Today is going to be a strange, bittersweet day here at Deconstruction Central. For it’s going to be a day without football.
To be sure, we’ve never been the biggest gridiron fanatics up in here. Some of us really couldn’t care less about the game. But for others, The Game has long been a much-anticipated annual event—full of excitement, rampant self-indulgence, and occasional play-by-play live-blogging. But no more.
Don’t call it a boycott, call it a conscious uncoupling. It’s a decision built of weariness, and a slow-dawning awareness that football—the institution, if not the game itself—has purposefully mutated into something I don’t want to be involved with.
Look. I’m aiming to convince no one here. This evening a hundred million of my closest compatriots are going to tune into their favorite yearly spectacle, and I wish them well for that. I don’t have anything to say on the subject that could or should make them enjoy it any less. I’m not hoisting a banner for anyone to flock to. This is a purely personal preference.
Most of my reasons are pretty familiar to us all. Last year the National Football League proved, again and again, that the profit motive far outweighed all other competing obligations. Standards of personal conduct, of even simple human dignity, counted for nothing against the need to operate this business as a going concern.
And it is a business, a $10 billion per year one. Team ownership is a billionaire’s club, the commissioner’s salary is $44 million, the average player salary is $5.15 million…and yet the NFL itself is classified (outrageously!) as a non-profit organization, and the cheerleaders are thus far losing their fight just to earn minimum wage. Something is very, very wrong with all of that picture.
I can enjoy a sport only so far as sportsmanship remains its guiding principle. Professional football walked away from that a long time ago.

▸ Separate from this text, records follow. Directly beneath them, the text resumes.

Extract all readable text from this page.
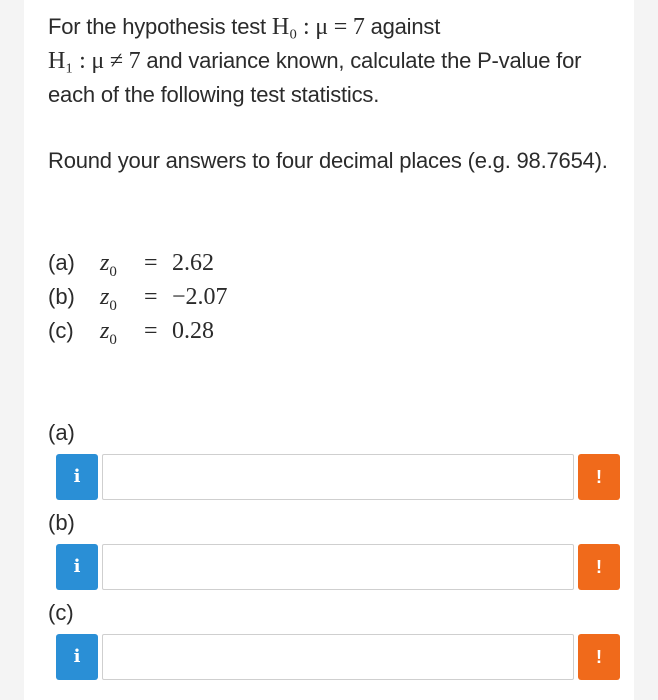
For the hypothesis test H₀ : μ = 7 against
H₁ : μ ≠ 7 and variance known, calculate the P-value for each of the following test statistics.
Round your answers to four decimal places (e.g. 98.7654).
(a) $z_0 = 2.62$
(b) $z_0 = -2.07$
(c) $z_0 = 0.28$
(a)
i	!
(b)
i	!
(c)
i	!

And, more’s the pity, college ball isn’t far behind. Sport and academics have long gone hand in hand, and have been synergistic; but the synergy began destroying as soon as the former began trumping the latter. On almost every campus that hosts a football program, that program has become not just a profit center, but a veritable rasion d’etre for the university itself. My own erstwhile, not-very-cherished school recently built a $61.6 million stadium for their lackluster football team, which I couldn’t help ruminating on while sitting in a crumbling classroom, struggling to hear the professor over the sound of clanging overhead pipes.
The point is that football, the business, has at all levels supplanted the game I once happily played and almost always enjoyed watching. And while the game itself changes very little, the distasteful circumstances in which it thrives have simply become too much for me. So I’m done.
In the end this reluctant divorce is as much about nostalgia as it is disgust. Yes, I feel an ethical cringe over the degradation of values in the football establishment. But equally, I’m haunted by a profound sense of loss for the sort of game that was long gone, probably, well before I was born.
So…if anyone out there is interested in starting a league that exists solely For the Love of the Game, please do. You won’t earn much money, but you’ll surely earn some fans—starting with me.